Berita / Bisnis /
Pelaku Usaha Minta Penyesuaian Tarif Ekspor CPO, Ini Alasannya
Jakarta, Elaeis.co - Pengenaan pungutan ekspor (PE) dan bea keluar (BK) untuk minyak sawit mentah (crude palm oil/CPO) yang berlaku saat ini dinilai terlalu tinggi. Perlu ditetapkan tarif baru untuk mengakomodir keseimbangan yang lebih adil bagi kepentingan pelaku di seluruh mata rantai industri sawit.
Ketua Bidang Komunikasi Gabungan Pengusaha Kelapa Sawit Indonesia (Gapki) Tofan Mahdi mengatakan, akumulasi PE dan BK yang harus dibayar pelaku usaha saat ini setidaknya mencapai US$399 per ton. Per Juni, BK yang dikenakan untuk ekspor adalah US$183 per ton karena harga referensi telah berada pada rentang US$1.200 sampai US$1.250 per ton. Sedangkan untuk PE telah mencapai US$255 per ton karena harga CPO stabil di atas US$995 per ton.
“Kami pelaku usaha masih menunggu aturan baru karena sejauh ini belum jelas apakah yang diturunkan PE atau BK. Keduanya adalah komponen pajak yang harus kami tanggung,” kata Tofan, seperti dikutip Bisnis.com, Minggu (13/6).
Dia mengungkapkan bahwa rencana penurunan BK pernah disampaikan oleh Menteri Perdagangan Muhammad Lutfi dalam suatu forum yang dihadiri pelaku usaha. Selama ini, BK diberlakukan untuk mendorong ekspor produk hilir dan mulai diterapkan ketika harga CPO melampaui US$750 per ton.
“Kebijakan untuk mendorong ekspor produk hilir sendiri bisa dibilang sudah sukses karena mayoritas ekspor kita, sekitar 60 sampai 70 persen dari 34 juta ton ekspor, telah berbentuk refined products. Dari situ terlihat bahwa usaha penghiliran telah berjalan dengan baik dan kami tentu mendukungnya,” katanya.
Terkait rencana revisi PE, menurut Tofan, pelaku usaha tidak terlalu mempermasalahkannya selama besaran baru yang ditetapkan pemerintah tetap mengakomodasi stabilitas harga dan mendukung kebijakan biodiesel.
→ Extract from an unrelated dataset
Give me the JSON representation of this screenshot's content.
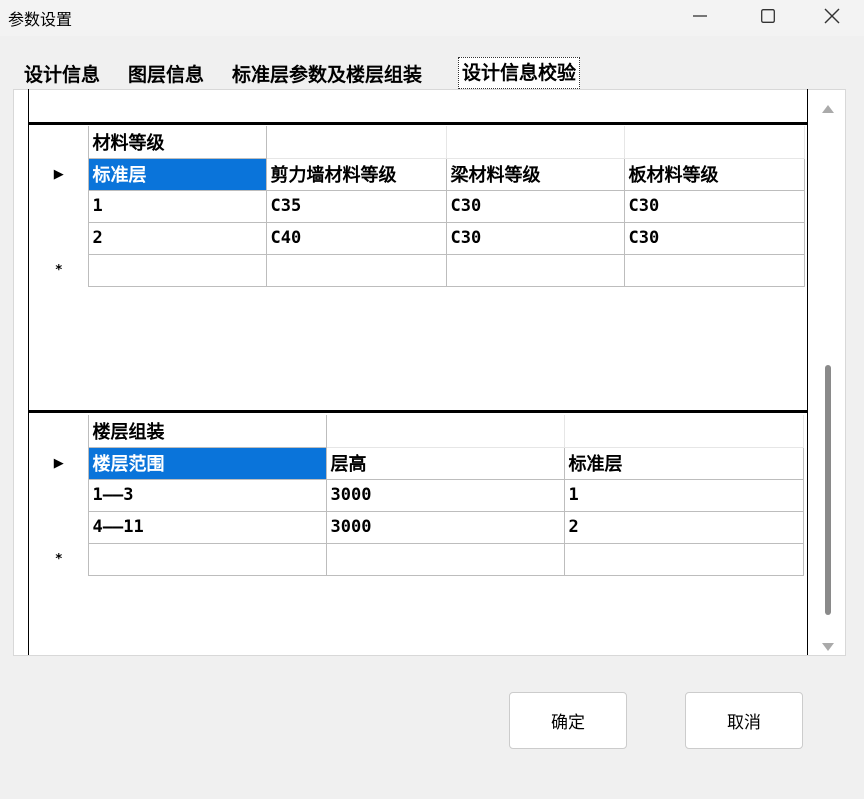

Dia mengemukakan, PE yang dialokasikan untuk pembiayaan mandatori biodiesel telah berhasil meningkatkan serapan di dalam negeri dan secara langsung menjaga pasokan dan stabilitas harga CPO di pasar internasional. Meski demikian, dia tetap mengharapkan ada penyesuaian PE demi memastikan harga tandan buah segar (TBS) tidak ikut tertekan.
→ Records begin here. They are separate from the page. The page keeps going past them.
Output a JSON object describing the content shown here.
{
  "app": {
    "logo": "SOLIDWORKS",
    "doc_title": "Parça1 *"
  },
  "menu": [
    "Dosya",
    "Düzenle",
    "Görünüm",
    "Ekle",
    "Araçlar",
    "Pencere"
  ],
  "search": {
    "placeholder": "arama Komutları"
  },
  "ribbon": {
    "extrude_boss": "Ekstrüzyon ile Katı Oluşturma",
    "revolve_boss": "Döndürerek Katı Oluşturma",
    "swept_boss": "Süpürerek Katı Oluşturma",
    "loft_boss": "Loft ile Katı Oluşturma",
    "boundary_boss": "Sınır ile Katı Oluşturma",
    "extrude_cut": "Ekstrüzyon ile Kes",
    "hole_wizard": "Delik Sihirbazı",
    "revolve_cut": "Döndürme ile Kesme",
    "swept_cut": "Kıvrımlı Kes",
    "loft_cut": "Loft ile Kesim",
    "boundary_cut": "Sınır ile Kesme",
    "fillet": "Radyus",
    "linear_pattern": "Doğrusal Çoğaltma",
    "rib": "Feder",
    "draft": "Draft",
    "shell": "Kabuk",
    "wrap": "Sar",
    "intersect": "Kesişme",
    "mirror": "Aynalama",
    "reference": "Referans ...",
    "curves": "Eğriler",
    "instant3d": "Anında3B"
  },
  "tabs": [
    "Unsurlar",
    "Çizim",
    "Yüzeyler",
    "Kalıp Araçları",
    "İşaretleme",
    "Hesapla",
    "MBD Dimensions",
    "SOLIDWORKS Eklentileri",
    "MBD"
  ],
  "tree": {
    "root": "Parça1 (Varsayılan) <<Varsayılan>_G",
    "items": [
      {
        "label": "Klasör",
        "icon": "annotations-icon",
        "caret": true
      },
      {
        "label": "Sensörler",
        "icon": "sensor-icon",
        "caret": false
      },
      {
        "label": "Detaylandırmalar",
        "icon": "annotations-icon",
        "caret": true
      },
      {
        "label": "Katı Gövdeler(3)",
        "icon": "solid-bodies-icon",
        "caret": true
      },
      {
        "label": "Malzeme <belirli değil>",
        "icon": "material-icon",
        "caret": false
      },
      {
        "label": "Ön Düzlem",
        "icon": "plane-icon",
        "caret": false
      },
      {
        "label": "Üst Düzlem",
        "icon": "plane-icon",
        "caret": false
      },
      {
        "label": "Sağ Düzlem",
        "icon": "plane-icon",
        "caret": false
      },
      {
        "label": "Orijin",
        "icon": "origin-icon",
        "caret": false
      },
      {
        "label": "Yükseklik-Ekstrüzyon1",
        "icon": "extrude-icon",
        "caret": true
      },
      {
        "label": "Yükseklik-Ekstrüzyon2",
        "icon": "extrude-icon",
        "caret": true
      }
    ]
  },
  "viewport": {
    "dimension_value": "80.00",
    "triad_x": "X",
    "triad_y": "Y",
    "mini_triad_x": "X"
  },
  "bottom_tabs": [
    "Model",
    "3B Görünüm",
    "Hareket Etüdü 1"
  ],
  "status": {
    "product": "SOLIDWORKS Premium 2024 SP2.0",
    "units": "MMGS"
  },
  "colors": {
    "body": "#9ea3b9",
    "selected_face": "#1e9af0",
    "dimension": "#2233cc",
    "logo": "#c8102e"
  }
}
“Kami mendukung program biodiesel. Namun, pelaku usaha hulu sawit berharap ada tarif yang lebih berkeadilan dan kondusif bagi sektor hulu. Kita perlu lihat apa benar besaran pungutan sejalan dengan kebutuhan untuk mandatori. Karena kalau gap diesel dan biodiesel makin lebar, dana untuk menyokong lebih besar. Perlu formulasi lagi karena pada akhirnya kenaikan pungutan akan berdampak pada harga jual TBS petani ke perusahaan,” papar Tofan.
Terpisah, Ketua Umum Gapki Joko Supriyono mengatakan, revisi PE merupakan hal yang tidak bisa dihindari dan lumrah dilakukan untuk menyikapi kondisi pasar yang dinamis. Hal tersebut juga bertujuan untuk mengevaluasi dan memastikan pengembangan industri sawit tetap berkelanjutan.
“Revisi PE adalah hal yang biasa dalam rangka menyikapi situasi pasar. Tujuannya untuk evaluasi dan memastikan bahwa pengembangan industri sawit harus tetap berkelanjutan,” katanya.